Mount Graham International Observatory, an astrophysical research site near Safford, sits on top of a spectacular mountain range in the midst of a dense pine forest. Visitors check in at a base camp and museum at Discovery Park for a van ride to the mountaintop and a guided tour. The scenic ride includes an elevation gain of more than 2,128 metres. After-dark star gazing is available using a 50-centimetre optical telescope at adjacent Gov Aker observatory.
Evening Sky Tours offers a session of scintillating astronomy under the canopy of Sedona’s brilliant night sky. Professional astronomers use custom-built state of the art telescopes and high-powered laser pointers to guide you around the night sky. Many Sedona resorts also offer star gazing events, taking advantage of the area’s clear, dark nights that produce outstanding viewing conditions.
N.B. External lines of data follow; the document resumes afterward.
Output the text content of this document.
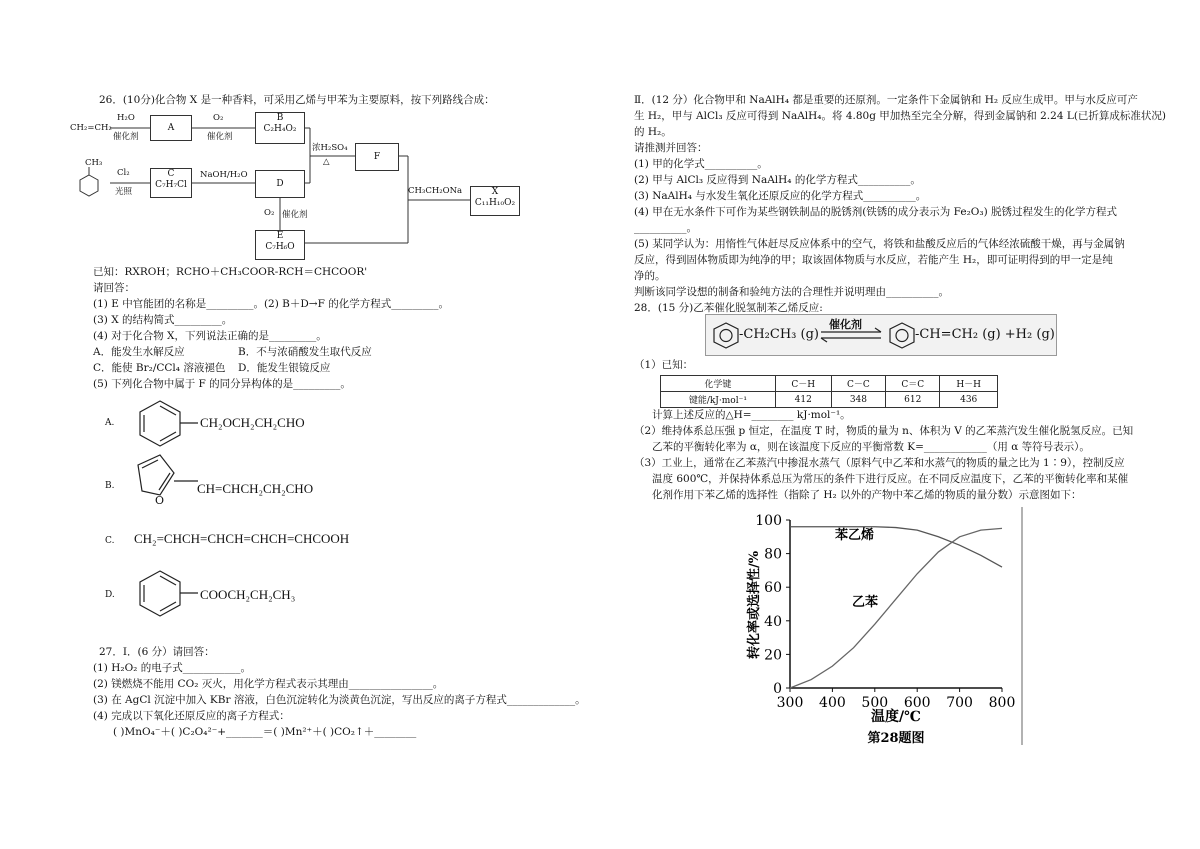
26．(10分)化合物 X 是一种香料，可采用乙烯与甲苯为主要原料，按下列路线合成：
CH₂=CH₂
CH₃
H₂O
催化剂
A
O₂
催化剂
B
C₂H₄O₂
Cl₂
光照
C
C₇H₇Cl
NaOH/H₂O
D
浓H₂SO₄
△	F
O₂ 催化剂
E
C₇H₆O
CH₃CH₂ONa	X
C₁₁H₁₀O₂
已知：RXROH；RCHO＋CH₃COOR-RCH＝CHCOOR'
请回答：
(1) E 中官能团的名称是_________。(2) B＋D→F 的化学方程式_________。
(3) X 的结构简式_________。
(4) 对于化合物 X，下列说法正确的是_________。
A．能发生水解反应	B．不与浓硝酸发生取代反应
C．能使 Br₂/CCl₄ 溶液褪色 D．能发生银镜反应
(5) 下列化合物中属于 F 的同分异构体的是_________。
A.	CH₂OCH₂CH₂CHO
B.	CH=CHCH₂CH₂CHO
O
C. CH₂=CHCH=CHCH=CHCH=CHCOOH
D.	COOCH₂CH₂CH₃
27．Ⅰ．(6 分）请回答：
(1) H₂O₂ 的电子式___________。
(2) 镁燃烧不能用 CO₂ 灭火，用化学方程式表示其理由________________。
(3) 在 AgCl 沉淀中加入 KBr 溶液，白色沉淀转化为淡黄色沉淀，写出反应的离子方程式_____________。
(4) 完成以下氧化还原反应的离子方程式：
( )MnO₄⁻＋( )C₂O₄²⁻+_______＝( )Mn²⁺＋( )CO₂↑＋________
Ⅱ．(12 分）化合物甲和 NaAlH₄ 都是重要的还原剂。一定条件下金属钠和 H₂ 反应生成甲。甲与水反应可产
生 H₂，甲与 AlCl₃ 反应可得到 NaAlH₄。将 4.80g 甲加热至完全分解，得到金属钠和 2.24 L(已折算成标准状况)
的 H₂。
请推测并回答：
(1) 甲的化学式__________。
(2) 甲与 AlCl₃ 反应得到 NaAlH₄ 的化学方程式__________。
(3) NaAlH₄ 与水发生氧化还原反应的化学方程式__________。
(4) 甲在无水条件下可作为某些钢铁制品的脱锈剂(铁锈的成分表示为 Fe₂O₃) 脱锈过程发生的化学方程式
__________。
(5) 某同学认为：用惰性气体赶尽反应体系中的空气，将铁和盐酸反应后的气体经浓硫酸干燥，再与金属钠
反应，得到固体物质即为纯净的甲；取该固体物质与水反应，若能产生 H₂，即可证明得到的甲一定是纯
净的。
判断该同学设想的制备和验纯方法的合理性并说明理由__________。
28．(15 分)乙苯催化脱氢制苯乙烯反应:
-CH₂CH₃ (g)
催化剂
-CH=CH₂ (g) +H₂ (g)
（1）已知：
化学键	C－H	C－C	C＝C	H－H
键能/kJ·mol⁻¹	412	348	612	436
计算上述反应的△H=________ kJ·mol⁻¹。
（2）维持体系总压强 p 恒定，在温度 T 时，物质的量为 n、体积为 V 的乙苯蒸汽发生催化脱氢反应。已知
乙苯的平衡转化率为 α，则在该温度下反应的平衡常数 K=____________（用 α 等符号表示）。
（3）工业上，通常在乙苯蒸汽中掺混水蒸气（原料气中乙苯和水蒸气的物质的量之比为 1∶9），控制反应
温度 600℃，并保持体系总压为常压的条件下进行反应。在不同反应温度下，乙苯的平衡转化率和某催
化剂作用下苯乙烯的选择性（指除了 H₂ 以外的产物中苯乙烯的物质的量分数）示意图如下：
0
20
40
60
80
100
300 400 500 600 700 800
苯乙烯
乙苯
转化率或选择性/%
温度/℃
第28题图
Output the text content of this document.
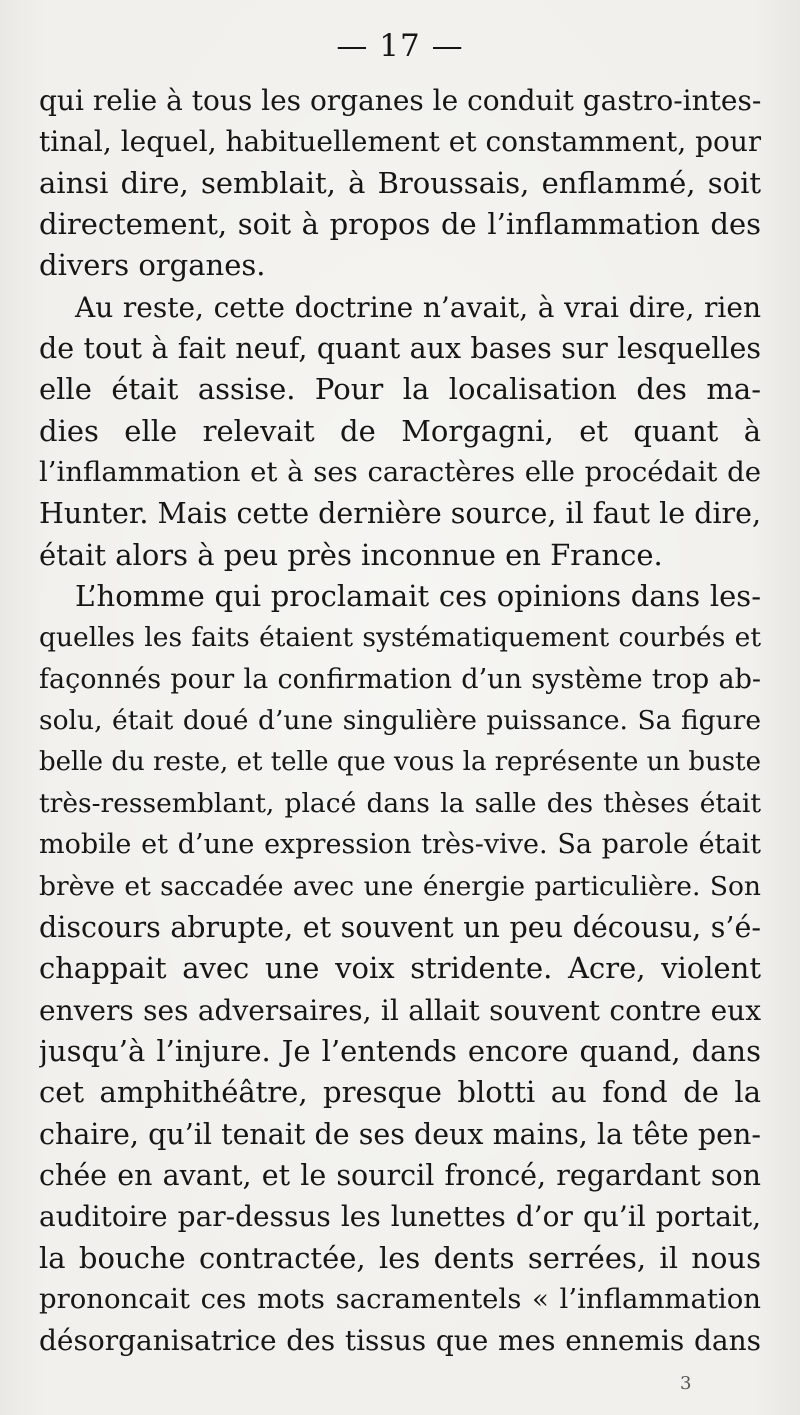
— 17 —
qui relie à tous les organes le conduit gastro-intes-
tinal, lequel, habituellement et constamment, pour
ainsi dire, semblait, à Broussais, enflammé, soit
directement, soit à propos de l’inflammation des
divers organes.
Au reste, cette doctrine n’avait, à vrai dire, rien
de tout à fait neuf, quant aux bases sur lesquelles
elle était assise. Pour la localisation des ma-
dies elle relevait de Morgagni, et quant à
l’inflammation et à ses caractères elle procédait de
Hunter. Mais cette dernière source, il faut le dire,
était alors à peu près inconnue en France.
L’homme qui proclamait ces opinions dans les-
quelles les faits étaient systématiquement courbés et
façonnés pour la confirmation d’un système trop ab-
solu, était doué d’une singulière puissance. Sa figure
belle du reste, et telle que vous la représente un buste
très-ressemblant, placé dans la salle des thèses était
mobile et d’une expression très-vive. Sa parole était
brève et saccadée avec une énergie particulière. Son
discours abrupte, et souvent un peu décousu, s’é-
chappait avec une voix stridente. Acre, violent
envers ses adversaires, il allait souvent contre eux
jusqu’à l’injure. Je l’entends encore quand, dans
cet amphithéâtre, presque blotti au fond de la
chaire, qu’il tenait de ses deux mains, la tête pen-
chée en avant, et le sourcil froncé, regardant son
auditoire par-dessus les lunettes d’or qu’il portait,
la bouche contractée, les dents serrées, il nous
prononcait ces mots sacramentels « l’inflammation
désorganisatrice des tissus que mes ennemis dans
3
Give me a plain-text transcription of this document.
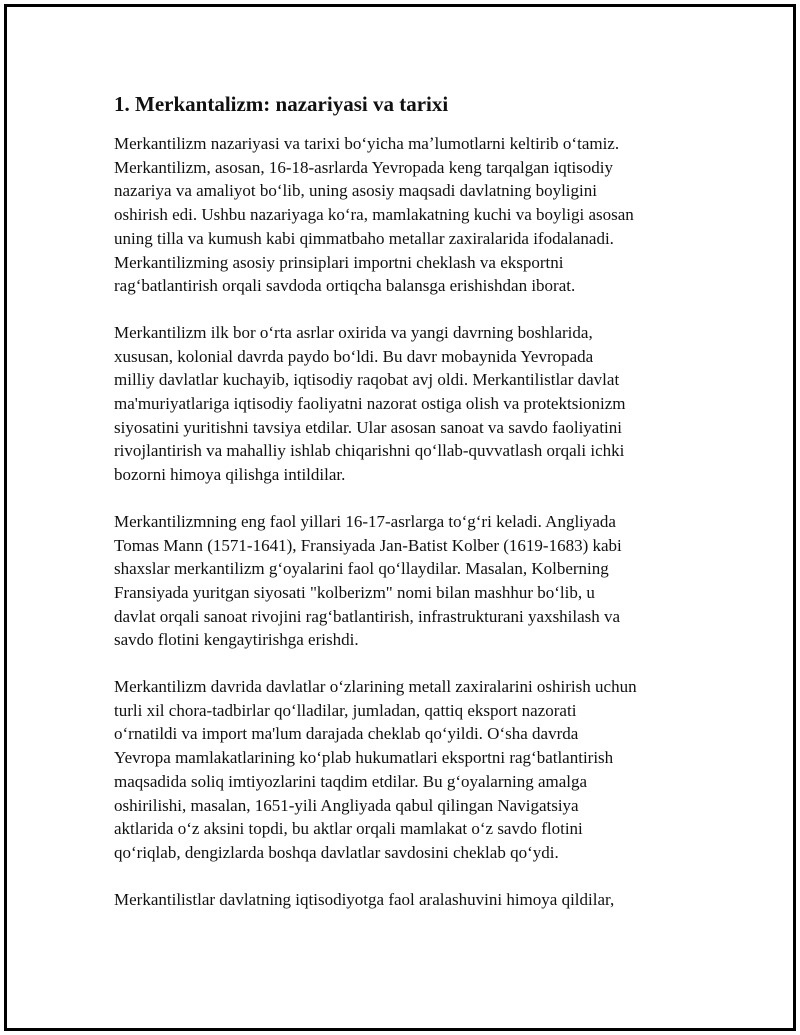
1. Merkantalizm: nazariyasi va tarixi

Merkantilizm nazariyasi va tarixi boʻyicha maʼlumotlarni keltirib oʻtamiz.
Merkantilizm, asosan, 16-18-asrlarda Yevropada keng tarqalgan iqtisodiy
nazariya va amaliyot boʻlib, uning asosiy maqsadi davlatning boyligini
oshirish edi. Ushbu nazariyaga koʻra, mamlakatning kuchi va boyligi asosan
uning tilla va kumush kabi qimmatbaho metallar zaxiralarida ifodalanadi.
Merkantilizming asosiy prinsiplari importni cheklash va eksportni
ragʻbatlantirish orqali savdoda ortiqcha balansga erishishdan iborat.

Merkantilizm ilk bor oʻrta asrlar oxirida va yangi davrning boshlarida,
xususan, kolonial davrda paydo boʻldi. Bu davr mobaynida Yevropada
milliy davlatlar kuchayib, iqtisodiy raqobat avj oldi. Merkantilistlar davlat
ma'muriyatlariga iqtisodiy faoliyatni nazorat ostiga olish va protektsionizm
siyosatini yuritishni tavsiya etdilar. Ular asosan sanoat va savdo faoliyatini
rivojlantirish va mahalliy ishlab chiqarishni qoʻllab-quvvatlash orqali ichki
bozorni himoya qilishga intildilar.

Merkantilizmning eng faol yillari 16-17-asrlarga toʻgʻri keladi. Angliyada
Tomas Mann (1571-1641), Fransiyada Jan-Batist Kolber (1619-1683) kabi
shaxslar merkantilizm gʻoyalarini faol qoʻllaydilar. Masalan, Kolberning
Fransiyada yuritgan siyosati "kolberizm" nomi bilan mashhur boʻlib, u
davlat orqali sanoat rivojini ragʻbatlantirish, infrastrukturani yaxshilash va
savdo flotini kengaytirishga erishdi.

Merkantilizm davrida davlatlar oʻzlarining metall zaxiralarini oshirish uchun
turli xil chora-tadbirlar qoʻlladilar, jumladan, qattiq eksport nazorati
oʻrnatildi va import ma'lum darajada cheklab qoʻyildi. Oʻsha davrda
Yevropa mamlakatlarining koʻplab hukumatlari eksportni ragʻbatlantirish
maqsadida soliq imtiyozlarini taqdim etdilar. Bu gʻoyalarning amalga
oshirilishi, masalan, 1651-yili Angliyada qabul qilingan Navigatsiya
aktlarida oʻz aksini topdi, bu aktlar orqali mamlakat oʻz savdo flotini
qoʻriqlab, dengizlarda boshqa davlatlar savdosini cheklab qoʻydi.

Merkantilistlar davlatning iqtisodiyotga faol aralashuvini himoya qildilar,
At the new planetarium at Mesa Community College adjacent to Phoenix, visitors can view the night sky and explore the universe and solar system, at no charge. As part of the Astronomy Nights program, the planetarium runs 30-minute programs every first Friday, with complimentary telescope viewing.
Cactus League Baseball
Everyone loves the sharp crack of bat against ball, especially when the sun is shining and the weather is wonderful. In February and March, the best of major league teams move into the Phoenix/Tucson area for pre-season training, much to the delight of baseball fans. This is the time when managers take a look at players, and determine who will make the season’s final roster based on their performance. The great news for fans is that they get to see many of their favourite players, at prices truly on the cheap. They start at US $6 and go to a whopping US $30!
Teams that regularly participate include the Diamondbacks, Rockies, White Sox, Angels, Athletics, Brewers, Dodgers, Cubs, Giants, Indians, Padres, Mariners, Royals and Rangers.
Glendale’s Camelback Ranch is home to the Los Angeles Dodgers and the Chicago White Sox. When the teams are home, you can take the field and see what it’s like to be in the big leagues. The Ranch offers special fantasy camps throughout the year for kids and adults who want to play with and learn from the pros.
Arizona truly is a family playground with something for every age. The challenge is to fit everything in.